III. COMMENT CONSERVER LES AVANTAGES D'UNE SITUATION GÉOGRAPHIQUE ET GÉOPOLITIQUE EXCEPTIONNELLE ?

A. LES CONSÉQUENCES ÉCONOMIQUES DU 7-OCTOBRE, IMPORTANTES MAIS MAÎTRISÉES

Au-delà des aspects sécuritaires, le 7-octobre a eu un impact non négligeable sur l'économie égyptienne.

1. Une chute importante des revenus liés au canal de Suez, source importante de devises

Les Houthis du Yémen ont lancé, à partir du 19 novembre 2023, des attaques régulières sur les navires commerciaux dans le détroit de Bab el-Mandeb, porte d'entrée de la mer Rouge. Par conséquent, les principaux armateurs ont opté pour un contournement de l'Afrique, qui rallonge les délais de livraison vers l'Europe d'une quinzaine de jours. Les revenus liés au passage du canal auraient ainsi été réduits d'environ 60%, soit un manque à gagner d'environ 800 millions d'euros par mois. C'est considérable dans la mesure où le canal de Suez est pour l'État égyptien une source directe de devises, dont il a un besoin vital pour payer ses importations, en particulier de blé dont l'Égypte serait le premier importateur mondial.

Les conséquences sont tout aussi préoccupantes à plus long terme, le canal de Suez ayant fait l'objet d'investissements considérables dans le cadre de la politique de grands projets du président al-Sissi. Les travaux d'élargissement conduits en 2014-2015, qui ont réduit le temps de passage de 18 à 11 heures, ont été réalisés sur la base de 13,2 milliards de revenus escomptés en 2023. Or, avant même la crise, ces revenus ne s'élevaient qu'à 6,6 milliards d'euros9(*).

Pour autant, les interlocuteurs de la délégation, en particulier le ministre des affaires étrangères, écartent toute action militaire contre les Houthis, pour plusieurs raisons :

· le trafic commercial en mer Rouge est un problème international et non égyptien, l'Europe étant la principale victime de son ralentissement ;

· le premier moyen de faire cesser ces attaques est la conclusion d'un cessez-le-feu à Gaza, puisque la guerre à Gaza en est le prétexte ;

· l'opinion publique ne comprendrait pas une intervention militaire contre un mouvement qui prétend défendre la cause palestinienne ;

· l'Égypte nourrit une aversion pour le conflit armé, déjà évoquée pour le cas d'Israël, et qui en l'espèce est également nourrie par le souvenir de l'implication égyptienne dans la guerre civile au Yémen dans les années 1960, qui avait fini dans l'enlisement.

L'Égypte se contente d'un soutien logistique à l'opération Aspides, lancée le 19 février 2024 par l'Union européenne pour la protection de la mer Rouge, dont le mandat est strictement défensif ; elle contribue également à la Combined Task Force 153 sous-direction américaine, en apportant du renseignement et un soutien logistique.

La trêve en vigueur à Gaza, encore très incertaine, met à l'épreuve le discours des Houthis, qui liaient leurs attaques à la poursuite de la campagne israélienne.
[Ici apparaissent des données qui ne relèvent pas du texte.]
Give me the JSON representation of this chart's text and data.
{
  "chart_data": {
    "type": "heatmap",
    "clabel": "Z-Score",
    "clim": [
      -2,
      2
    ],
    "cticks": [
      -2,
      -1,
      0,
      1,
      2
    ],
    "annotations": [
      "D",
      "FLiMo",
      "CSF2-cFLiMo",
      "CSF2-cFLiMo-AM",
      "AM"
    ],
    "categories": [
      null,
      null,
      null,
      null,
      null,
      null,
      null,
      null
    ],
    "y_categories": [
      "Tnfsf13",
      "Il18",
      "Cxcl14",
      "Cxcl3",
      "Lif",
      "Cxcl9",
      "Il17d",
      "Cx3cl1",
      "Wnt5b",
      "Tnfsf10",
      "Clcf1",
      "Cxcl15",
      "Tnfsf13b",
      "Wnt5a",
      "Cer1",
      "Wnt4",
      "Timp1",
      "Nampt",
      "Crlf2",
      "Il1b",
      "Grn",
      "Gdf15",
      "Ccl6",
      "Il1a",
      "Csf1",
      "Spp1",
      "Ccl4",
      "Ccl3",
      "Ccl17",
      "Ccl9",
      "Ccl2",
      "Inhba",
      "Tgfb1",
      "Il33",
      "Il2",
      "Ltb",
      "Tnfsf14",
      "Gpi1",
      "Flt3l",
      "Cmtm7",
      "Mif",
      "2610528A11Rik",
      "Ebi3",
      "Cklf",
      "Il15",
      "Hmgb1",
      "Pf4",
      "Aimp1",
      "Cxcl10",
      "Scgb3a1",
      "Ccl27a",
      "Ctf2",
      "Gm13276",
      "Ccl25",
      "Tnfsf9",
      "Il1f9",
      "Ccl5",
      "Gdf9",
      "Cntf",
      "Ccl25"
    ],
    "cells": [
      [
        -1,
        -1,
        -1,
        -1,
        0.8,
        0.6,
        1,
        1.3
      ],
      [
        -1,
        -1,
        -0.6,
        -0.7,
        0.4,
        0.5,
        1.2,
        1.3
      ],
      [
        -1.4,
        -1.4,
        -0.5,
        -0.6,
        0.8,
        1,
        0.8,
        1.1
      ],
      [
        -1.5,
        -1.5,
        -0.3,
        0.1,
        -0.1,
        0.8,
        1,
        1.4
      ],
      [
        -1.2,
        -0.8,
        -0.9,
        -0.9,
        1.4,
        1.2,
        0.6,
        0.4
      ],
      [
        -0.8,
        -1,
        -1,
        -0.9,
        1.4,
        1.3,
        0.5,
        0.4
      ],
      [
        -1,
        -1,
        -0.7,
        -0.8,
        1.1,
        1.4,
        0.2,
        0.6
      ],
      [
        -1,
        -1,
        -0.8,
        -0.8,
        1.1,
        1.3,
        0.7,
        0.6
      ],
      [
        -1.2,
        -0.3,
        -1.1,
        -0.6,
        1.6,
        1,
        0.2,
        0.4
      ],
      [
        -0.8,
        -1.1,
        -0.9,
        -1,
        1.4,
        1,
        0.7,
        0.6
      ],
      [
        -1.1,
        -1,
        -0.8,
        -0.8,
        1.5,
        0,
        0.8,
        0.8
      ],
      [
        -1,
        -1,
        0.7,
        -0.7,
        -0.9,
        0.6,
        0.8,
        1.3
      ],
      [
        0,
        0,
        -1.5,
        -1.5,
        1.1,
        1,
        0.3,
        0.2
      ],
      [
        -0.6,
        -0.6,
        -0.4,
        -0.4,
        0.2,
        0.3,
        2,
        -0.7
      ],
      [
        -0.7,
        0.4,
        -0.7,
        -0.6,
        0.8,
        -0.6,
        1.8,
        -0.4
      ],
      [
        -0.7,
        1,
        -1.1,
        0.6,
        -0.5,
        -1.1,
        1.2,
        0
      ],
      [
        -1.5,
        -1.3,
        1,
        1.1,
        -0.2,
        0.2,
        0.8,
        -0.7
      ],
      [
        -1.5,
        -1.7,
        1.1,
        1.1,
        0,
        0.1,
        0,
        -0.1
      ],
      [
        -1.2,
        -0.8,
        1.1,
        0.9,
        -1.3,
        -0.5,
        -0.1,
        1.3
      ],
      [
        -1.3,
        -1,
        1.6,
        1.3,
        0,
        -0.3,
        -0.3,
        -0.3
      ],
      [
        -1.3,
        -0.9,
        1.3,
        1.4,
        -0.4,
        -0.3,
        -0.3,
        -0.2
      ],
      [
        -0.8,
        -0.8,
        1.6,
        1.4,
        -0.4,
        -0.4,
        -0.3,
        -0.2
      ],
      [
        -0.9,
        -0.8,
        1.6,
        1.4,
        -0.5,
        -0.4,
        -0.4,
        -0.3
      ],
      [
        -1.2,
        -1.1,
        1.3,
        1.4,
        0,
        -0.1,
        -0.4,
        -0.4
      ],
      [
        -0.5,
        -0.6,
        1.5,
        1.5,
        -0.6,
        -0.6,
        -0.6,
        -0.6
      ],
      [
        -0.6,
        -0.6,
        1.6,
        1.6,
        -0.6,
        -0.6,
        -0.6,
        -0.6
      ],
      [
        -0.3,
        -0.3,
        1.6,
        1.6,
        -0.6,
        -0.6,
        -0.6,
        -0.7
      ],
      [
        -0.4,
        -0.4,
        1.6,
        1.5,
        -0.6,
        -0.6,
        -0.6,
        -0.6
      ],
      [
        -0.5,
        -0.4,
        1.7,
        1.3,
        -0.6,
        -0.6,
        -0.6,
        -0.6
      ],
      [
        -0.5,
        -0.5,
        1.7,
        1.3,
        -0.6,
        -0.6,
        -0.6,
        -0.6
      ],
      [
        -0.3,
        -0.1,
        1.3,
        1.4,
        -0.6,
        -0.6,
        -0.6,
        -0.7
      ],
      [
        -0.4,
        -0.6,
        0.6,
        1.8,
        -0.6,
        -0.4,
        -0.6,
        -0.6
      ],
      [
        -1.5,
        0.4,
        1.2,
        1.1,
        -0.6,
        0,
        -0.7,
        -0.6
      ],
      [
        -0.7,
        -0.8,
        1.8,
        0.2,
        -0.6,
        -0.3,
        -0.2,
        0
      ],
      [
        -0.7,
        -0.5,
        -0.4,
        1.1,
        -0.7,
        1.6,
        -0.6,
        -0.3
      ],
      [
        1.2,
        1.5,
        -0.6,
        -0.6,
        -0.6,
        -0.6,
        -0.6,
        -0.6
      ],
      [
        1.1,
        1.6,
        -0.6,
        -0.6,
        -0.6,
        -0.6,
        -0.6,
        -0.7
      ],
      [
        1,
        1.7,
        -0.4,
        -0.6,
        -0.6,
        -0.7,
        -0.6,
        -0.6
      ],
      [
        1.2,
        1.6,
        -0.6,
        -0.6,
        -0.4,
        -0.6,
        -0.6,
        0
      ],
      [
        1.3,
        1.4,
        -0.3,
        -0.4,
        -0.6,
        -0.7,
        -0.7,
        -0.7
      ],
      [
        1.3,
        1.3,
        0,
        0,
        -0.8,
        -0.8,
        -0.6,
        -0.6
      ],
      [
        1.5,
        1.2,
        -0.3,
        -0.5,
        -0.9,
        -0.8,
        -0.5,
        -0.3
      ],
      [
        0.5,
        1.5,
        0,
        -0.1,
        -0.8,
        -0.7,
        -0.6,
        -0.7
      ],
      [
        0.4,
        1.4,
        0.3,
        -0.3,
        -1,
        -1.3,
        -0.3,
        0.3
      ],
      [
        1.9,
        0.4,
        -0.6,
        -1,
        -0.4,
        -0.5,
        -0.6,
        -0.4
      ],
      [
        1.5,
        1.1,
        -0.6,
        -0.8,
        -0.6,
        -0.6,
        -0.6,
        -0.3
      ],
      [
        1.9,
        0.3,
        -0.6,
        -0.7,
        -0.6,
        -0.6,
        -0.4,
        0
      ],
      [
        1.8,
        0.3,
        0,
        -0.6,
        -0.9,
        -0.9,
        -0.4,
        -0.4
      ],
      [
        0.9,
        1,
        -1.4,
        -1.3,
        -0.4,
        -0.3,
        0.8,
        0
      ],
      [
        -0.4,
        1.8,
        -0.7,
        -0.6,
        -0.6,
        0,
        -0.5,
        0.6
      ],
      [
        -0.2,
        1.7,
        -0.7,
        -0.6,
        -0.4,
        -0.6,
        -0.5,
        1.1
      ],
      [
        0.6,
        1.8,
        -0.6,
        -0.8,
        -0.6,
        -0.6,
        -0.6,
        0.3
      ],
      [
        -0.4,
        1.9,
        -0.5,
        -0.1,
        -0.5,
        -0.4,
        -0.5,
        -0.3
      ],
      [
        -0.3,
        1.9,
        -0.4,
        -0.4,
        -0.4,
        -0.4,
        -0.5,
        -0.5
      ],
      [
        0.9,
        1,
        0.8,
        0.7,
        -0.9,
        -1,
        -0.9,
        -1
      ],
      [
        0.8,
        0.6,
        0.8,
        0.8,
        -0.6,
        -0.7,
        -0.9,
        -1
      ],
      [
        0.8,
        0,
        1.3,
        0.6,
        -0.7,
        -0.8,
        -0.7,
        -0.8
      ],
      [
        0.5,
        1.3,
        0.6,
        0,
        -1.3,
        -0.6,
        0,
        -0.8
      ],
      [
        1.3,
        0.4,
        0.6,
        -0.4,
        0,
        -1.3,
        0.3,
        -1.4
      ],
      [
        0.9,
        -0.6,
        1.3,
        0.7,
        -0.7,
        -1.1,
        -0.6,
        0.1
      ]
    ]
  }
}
Le rythme des attaques a d'ores et déjà ralenti, la dernière en date dans la mer Rouge remontant au 19 décembre.

2. Un impact limité sur le tourisme

Le tourisme a naturellement été affecté par la situation à Gaza et surtout en mer Rouge, d'autant que la côte est une destination importante pour le tourisme balnéaire et la plongée. Pourtant, selon la DG Trésor, 14,9 millions de touristes ont visité l'Égypte en 2023, ce qui constitue un record, le précédent datant de 2010. Cette bonne tenue du tourisme est particulièrement précieuse, dans la mesure où le tourisme constitue, avec le canal de Suez et les envois de la diaspora, l'une des trois sources de devises de l'économie égyptienne. Le secteur représente 9% du PIB et 10% de l'emploi total. Il est cependant difficile d'évaluer l'impact de la guerre sur le tourisme dans la mesure où la fréquentation était en phase de reprise, après la période du covid : il est possible que cette reprise ait été moins marquée qu'elle n'aurait pu l'être.


* 9 Source : données fournies par la DG Trésor.